Q: A food services business is willing to pay me a monthly retainer to consult with them on procedures and logistics. How do I set fees and structure a retainer agreement? I'd like to make $2,400 for 40 hours of work per month.—D.R., Chicago
A: Write up a simple consulting contract (you can find templates online) that states the scope of the work required, your rate, the time frame for the job and for payment, and other relevant details. It's not a bad idea to have an attorney look it over to make sure you've covered your bases.
Then present it to your client and be prepared to negotiate on some items. Just make sure that the final version includes protections for both sides.
For instance, if this will be an ongoing relationship, ensure that your retainer is paid in advance—say, on the first of the month. That way, you won't risk doing hours of work and not getting paid at all, or getting paid late.
Structure the contract so that either side can cancel at any time, advises Abbye Williams, a food service consultant with A Freiman Consulting in Torrance, Calif. Agree that if the contract is cancelled midmonth, you'll repay any unused retainer, minus 10 percent to cover your administrative costs.
"You don't want to work for an unhappy client—or vice versa—so it is best to let either side cancel at will," she says. "As consultants, all we have are our reputations. You don't want them complaining about how they had to pay you when they were unhappy with the results. At least if you return their money, it doesn't leave them with a bad taste in their mouths."
Is Your Fee Appropriate?
Look into whether your proposed fee of $60/hour is right as a starter rate in your area. If it is, consider raising it as you gain experience and additional clients. Be prepared to work with clients who prefer to hire you for short consulting sessions: Williams charges $150/hour, requires a two-hour minimum, and collects payment on the spot for such clients, some of whom go on to hire her for longer-term jobs.
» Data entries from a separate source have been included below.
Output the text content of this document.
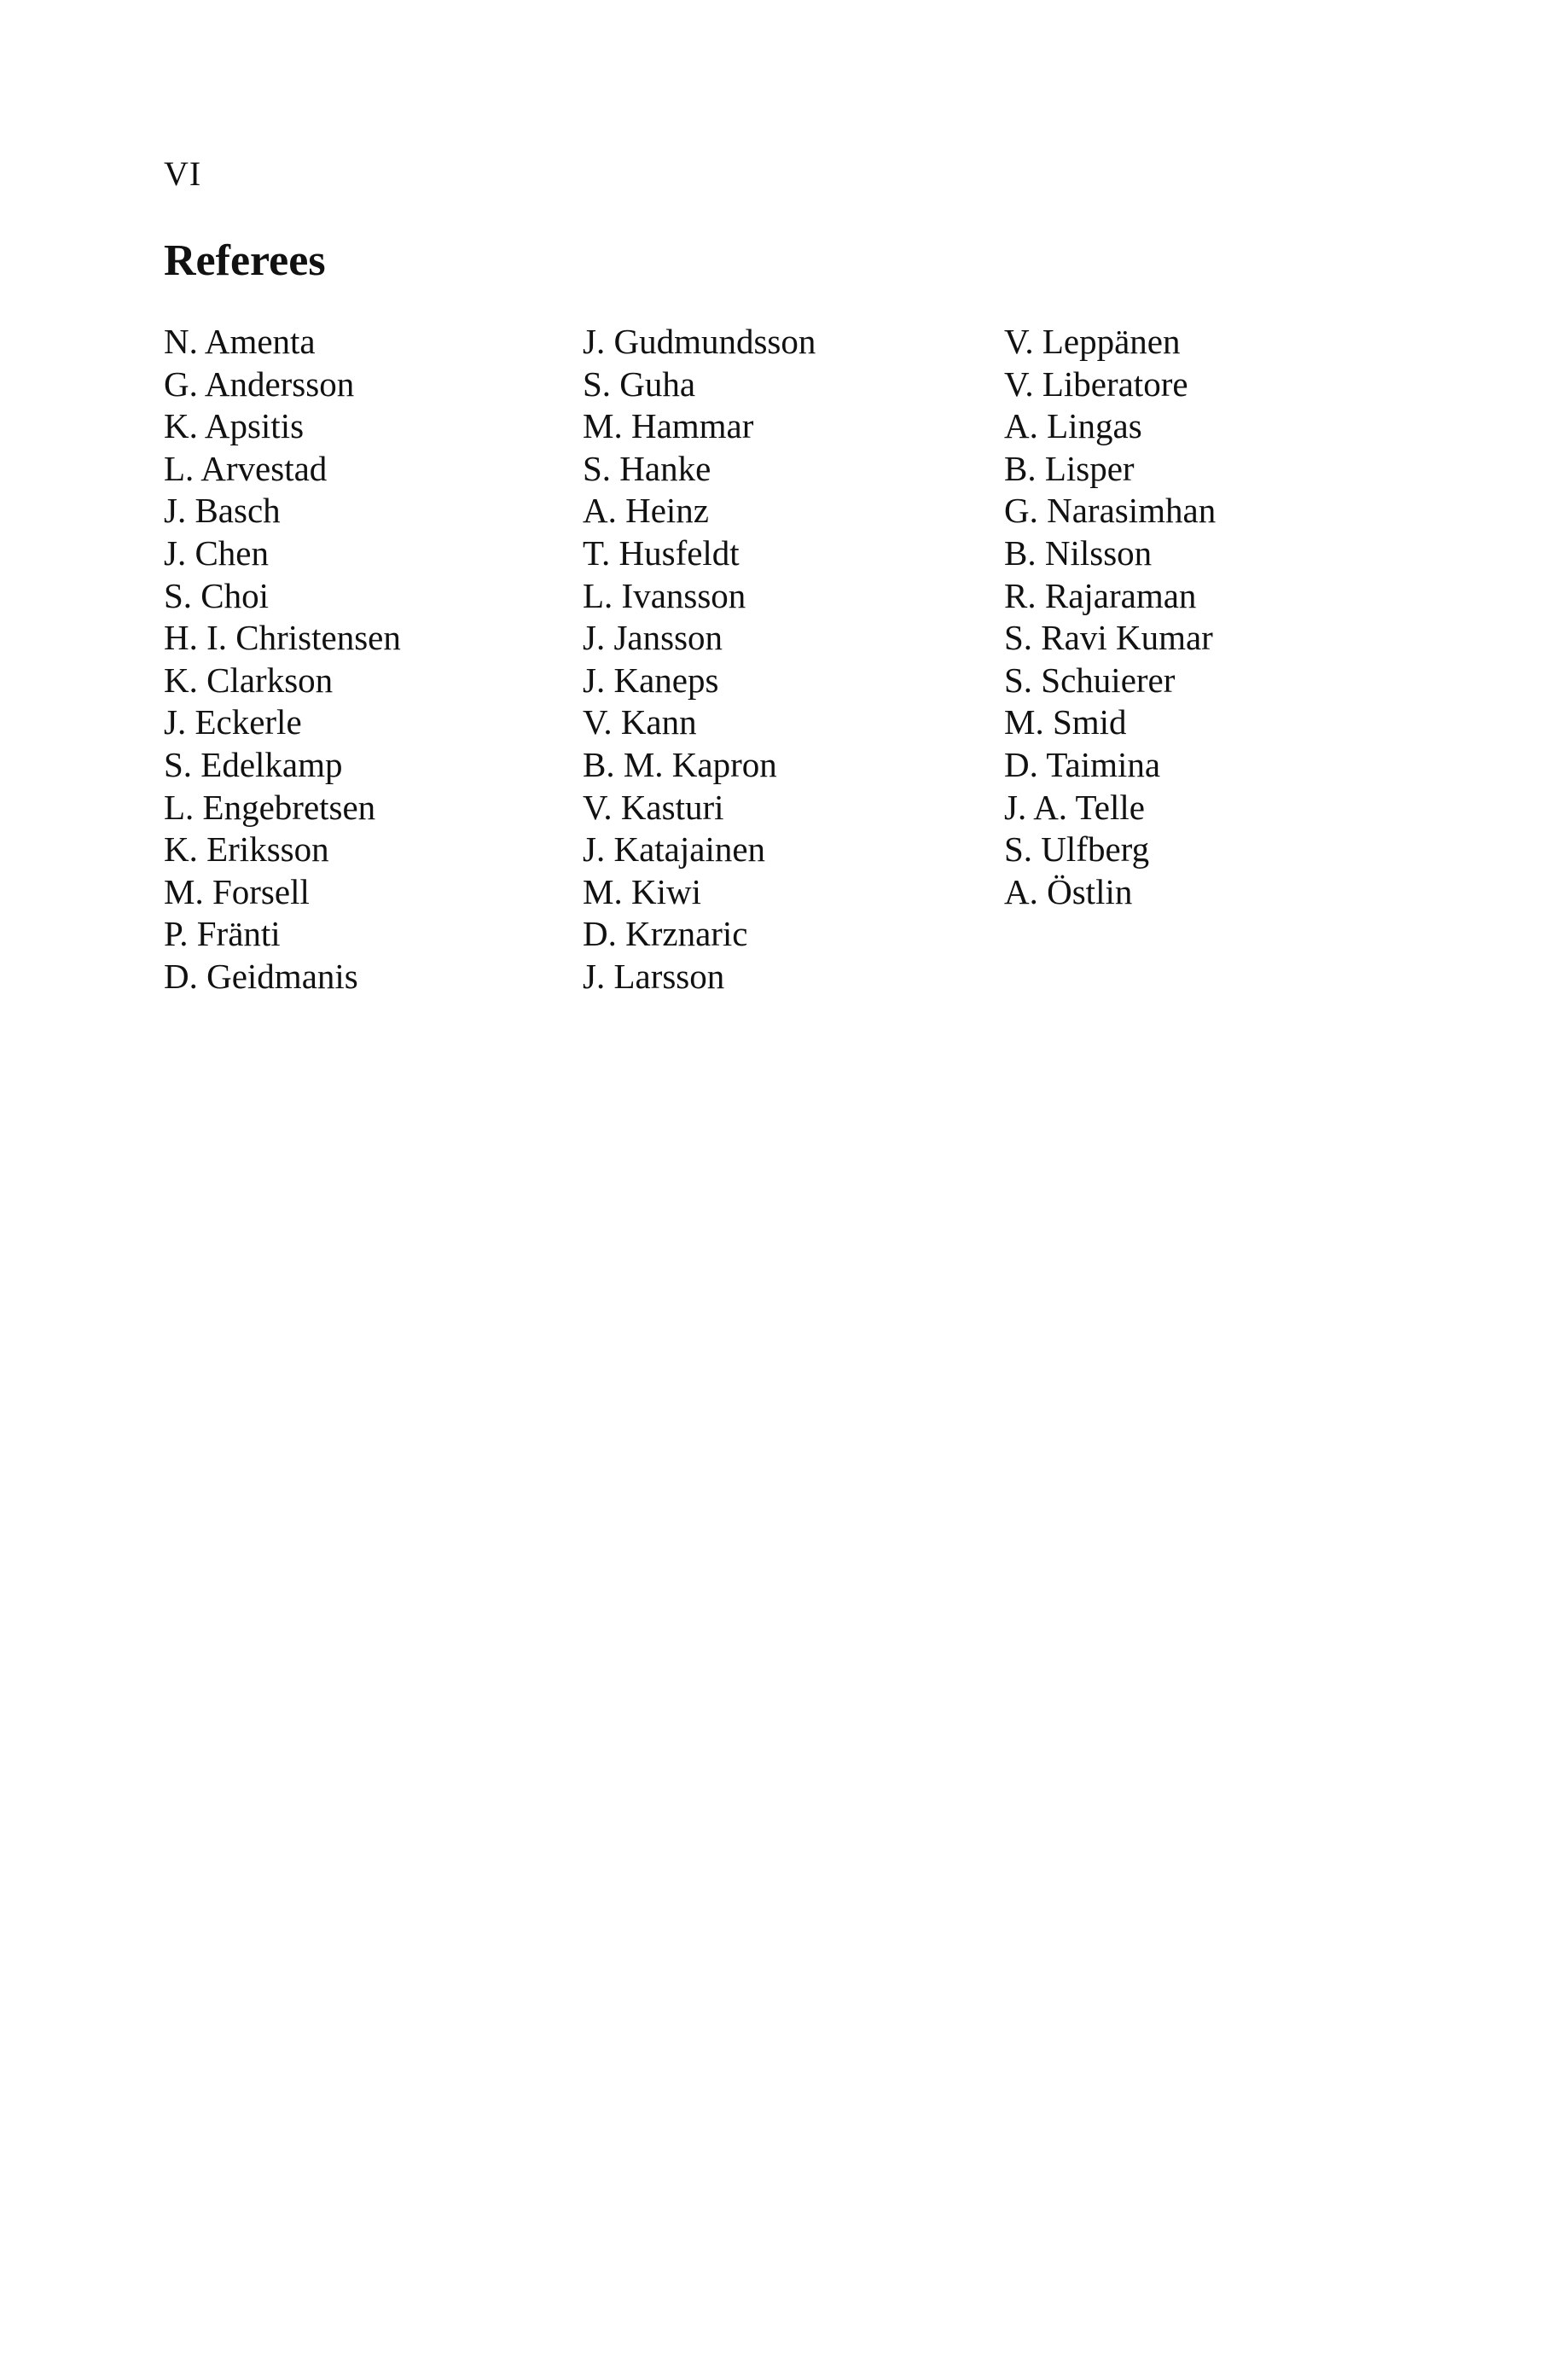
VI
Referees
N. Amenta
G. Andersson
K. Apsitis
L. Arvestad
J. Basch
J. Chen
S. Choi
H. I. Christensen
K. Clarkson
J. Eckerle
S. Edelkamp
L. Engebretsen
K. Eriksson
M. Forsell
P. Fränti
D. Geidmanis
J. Gudmundsson
S. Guha
M. Hammar
S. Hanke
A. Heinz
T. Husfeldt
L. Ivansson
J. Jansson
J. Kaneps
V. Kann
B. M. Kapron
V. Kasturi
J. Katajainen
M. Kiwi
D. Krznaric
J. Larsson
V. Leppänen
V. Liberatore
A. Lingas
B. Lisper
G. Narasimhan
B. Nilsson
R. Rajaraman
S. Ravi Kumar
S. Schuierer
M. Smid
D. Taimina
J. A. Telle
S. Ulfberg
A. Östlin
You may also be hired for one-off projects with a finite deadline. In those cases, you'll need to estimate how much time you'll put in and submit a bid for the whole job. Consider asking for one-third of the money up front, one-third after 30 days and one-third on completion of such projects, says William D. Cassidy III, chief executive partner at The Human Resource Partnership, a consulting business in New York City. Always leave the contract open to adjustments as the project plays out, he suggests, since it is difficult to determine the true scope of the work early on.
With new clients, consider building a late fee into your contract, says Tai Whaley, a human resources consultant in Los Angeles. "Make it 15 days, and if they balk, go to 30, but don't get into a situation where you are waiting weeks or months to get paid," she says.
She speaks from experience, having prepared an employee handbook for which the final payment was contingent on client approval. "That took a year to come to fruition, after comments, revisions, reviews, and foot-dragging on the part of the client, who didn't make this a priority," Whaley says. "So put a final date on it so you're not waiting for that payment forever."